Fostering creativity in the SLAB

SERA project teams have an array of tools to assist with their design and presentation work, and they love nothing more than to dive in and playfully experiment as they bring their visions to life. A few months ago, we learned how SERA’s Viz Team uses augmented and virtual reality to not only present projects to clients, but also to assist with the design process.

Today’s post features SERA’s SLAB (Sera LABoratory), an on-site workshop where design teams can use tools like laser cutters and 3D printers to create physical models of their designs.

SLAB manager Nick Lavelle has a passion for creating physical objects, and he encourages others to use the SLAB, which is “… an integral part of our design culture, a place for physical experimentation and exploration.”

The SLAB has supported a wide array of SERA projects, resulting in some pretty innovative and beautiful artistic creations.

Telling the story of the Eugene Riverfront District

Senior Urban Planner, Martin Glastra van Loon came to Nick with an idea to create a physical model of the Eugene Riverfront District Master Plan to help visualize the intent of the design. Conveying the vision of such a large-scale project isn’t easy, and the team made use of every tool at their disposal to tell the story, including AR/VR and a physical model.

The challenge of this model was to highlight the spaces between the buildings, rather than the buildings themselves, which is a key element of a district plan.

“When it comes to comprehending a master plan project, the challenge is flipping our brains between thinking about the buildings themselves to considering the spaces between them. There’s nothing like a model to express the qualities of the spaces between. When we do this, we consider not just the client who is developing the building, but also the responsibility we have to an unrepresented client – the collective community.” Martin Glastra van Loon

The reflective, earthy quality of copper provided the inspiration for the project, as it was both beautiful and flexible enough to draw attention to the spaces between the buildings, without being overshadowed by the structures.

The Eugene Riverfront District's working model.

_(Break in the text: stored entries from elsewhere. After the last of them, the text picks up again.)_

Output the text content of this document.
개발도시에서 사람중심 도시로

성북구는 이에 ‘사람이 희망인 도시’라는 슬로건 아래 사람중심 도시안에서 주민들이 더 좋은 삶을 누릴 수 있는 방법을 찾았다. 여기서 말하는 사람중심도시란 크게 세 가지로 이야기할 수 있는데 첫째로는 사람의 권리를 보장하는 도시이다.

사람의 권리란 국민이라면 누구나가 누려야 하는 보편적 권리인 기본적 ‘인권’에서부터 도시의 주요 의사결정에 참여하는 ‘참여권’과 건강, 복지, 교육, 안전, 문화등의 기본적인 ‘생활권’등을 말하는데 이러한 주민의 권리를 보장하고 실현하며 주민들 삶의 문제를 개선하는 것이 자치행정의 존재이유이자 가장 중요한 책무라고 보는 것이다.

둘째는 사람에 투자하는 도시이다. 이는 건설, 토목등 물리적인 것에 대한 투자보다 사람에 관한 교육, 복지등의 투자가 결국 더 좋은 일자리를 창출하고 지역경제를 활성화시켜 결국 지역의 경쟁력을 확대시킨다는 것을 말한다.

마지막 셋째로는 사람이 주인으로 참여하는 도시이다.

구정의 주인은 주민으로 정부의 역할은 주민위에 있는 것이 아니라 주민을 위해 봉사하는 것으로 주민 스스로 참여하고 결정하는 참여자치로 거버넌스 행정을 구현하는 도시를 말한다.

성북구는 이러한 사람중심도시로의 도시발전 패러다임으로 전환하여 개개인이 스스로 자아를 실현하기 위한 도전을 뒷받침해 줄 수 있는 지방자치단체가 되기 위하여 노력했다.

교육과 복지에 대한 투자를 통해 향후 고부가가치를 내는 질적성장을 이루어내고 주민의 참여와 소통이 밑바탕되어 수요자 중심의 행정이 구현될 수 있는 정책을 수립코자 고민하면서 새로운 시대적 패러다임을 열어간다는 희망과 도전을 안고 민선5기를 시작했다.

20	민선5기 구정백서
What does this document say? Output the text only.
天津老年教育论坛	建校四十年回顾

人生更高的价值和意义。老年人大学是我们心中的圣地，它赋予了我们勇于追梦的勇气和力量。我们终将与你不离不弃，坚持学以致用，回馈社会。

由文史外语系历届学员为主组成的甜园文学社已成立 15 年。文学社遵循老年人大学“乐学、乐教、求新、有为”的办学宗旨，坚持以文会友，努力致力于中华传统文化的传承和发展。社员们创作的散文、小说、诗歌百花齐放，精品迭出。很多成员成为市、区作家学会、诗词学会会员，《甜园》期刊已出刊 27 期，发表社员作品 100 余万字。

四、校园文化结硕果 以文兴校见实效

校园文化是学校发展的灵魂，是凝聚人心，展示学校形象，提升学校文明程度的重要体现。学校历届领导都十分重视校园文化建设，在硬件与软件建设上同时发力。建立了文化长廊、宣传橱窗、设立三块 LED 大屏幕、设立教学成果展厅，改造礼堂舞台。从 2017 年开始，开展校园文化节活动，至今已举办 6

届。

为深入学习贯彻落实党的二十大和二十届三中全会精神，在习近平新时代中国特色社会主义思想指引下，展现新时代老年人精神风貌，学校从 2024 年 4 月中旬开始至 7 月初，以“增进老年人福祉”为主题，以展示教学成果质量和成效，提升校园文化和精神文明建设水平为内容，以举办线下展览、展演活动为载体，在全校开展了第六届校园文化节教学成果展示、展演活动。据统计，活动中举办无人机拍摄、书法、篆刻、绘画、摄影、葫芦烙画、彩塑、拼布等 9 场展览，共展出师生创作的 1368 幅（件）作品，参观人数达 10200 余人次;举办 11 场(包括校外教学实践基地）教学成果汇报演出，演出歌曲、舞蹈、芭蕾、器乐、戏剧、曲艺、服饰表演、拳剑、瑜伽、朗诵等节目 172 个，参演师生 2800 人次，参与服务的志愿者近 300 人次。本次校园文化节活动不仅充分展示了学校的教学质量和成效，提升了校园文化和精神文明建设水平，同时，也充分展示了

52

The process included experimentation with treatments that created a variety of different colored patinas on the copper, including blue for the river and red to mark the new connections to the city. The results were inconsistent, but the effort highlights a guiding philosophy of the SLAB, which is to try new things, create, and explore. Ultimately, the design used pristine copper to bring attention to a new bridge, the 5th Street extension to the Willamette River, and the connections the new plan would create for downtown Eugene.

The end result was presented to the client in a wooden box that featured copper details, along with the project slogan “where the city meets the river.” In the end, it was a great example of how the experience of a model can be like theater — with drama, suspense, and enticement to open the box and experience the big reveal.

Alpine Avenue: Visualizing the remarkable details

The Alpine Avenue Streetscape Plan is another project that benefitted from a variety of physical modeling approaches in the SLAB, from showcasing the impact of the design’s large metal structures to testing the functionality of custom-designed furniture.

Building the Alpine Avenue model.

The design for the Alpine Avenue model was playful, with pieces that could be added and removed as the team collaboratively visioned the design. By focusing on the details and getting creative with laser techniques, the wood was etched to represent strikingly different ground treatments.

But more than just being fun, the model explained the spatial complexity and gateway element that the large metal structures gave to the design.

“It was meant to be a pretty basic model, but there’s attention to detail – the pavers, concrete patterns, furnishings, and structures stood out. You look at it, and you understand it. And the design felt like it was meant to be.” Nick Lavelle

The SLAB was also used to test the design of the custom modular picnic tables. The design team wanted to understand how people would interact with and sit at the tables, so, like kids with a refrigerator box, they built a model with cardboard and duct tape.

Ultimately, this experimental, hands-on approach is what the SLAB is all about, and it’s why many of our designers enjoy watching their projects come to life as they create with physical materials. Nick and other SLAB enthusiasts want others at SERA to realize that though they can work out problems through visual media – sketching, working in Revit, getting their hands on something, feeling it, and experiencing it physically can completely change their understanding. This Alpine Avenue display in our old office told the story of the project so others could not only understand it but also visualize how SLAB can help bring their own visions to reality.

The ingenuity supported by the SLAB is just one of the remarkable ways creativity is prioritized and valued at SERA. SLAB is a resource that encourages people at the firm to go beyond the bounds of their imaginations, explore creative solutions, and then put them to the test.

Three examples of the incredible diversity of things SLAB produces: a custom book cover for our partners at the Center for Tribal Nations, a facade model for the Hyatt Centric, and a model of the geography of Marble Canyon.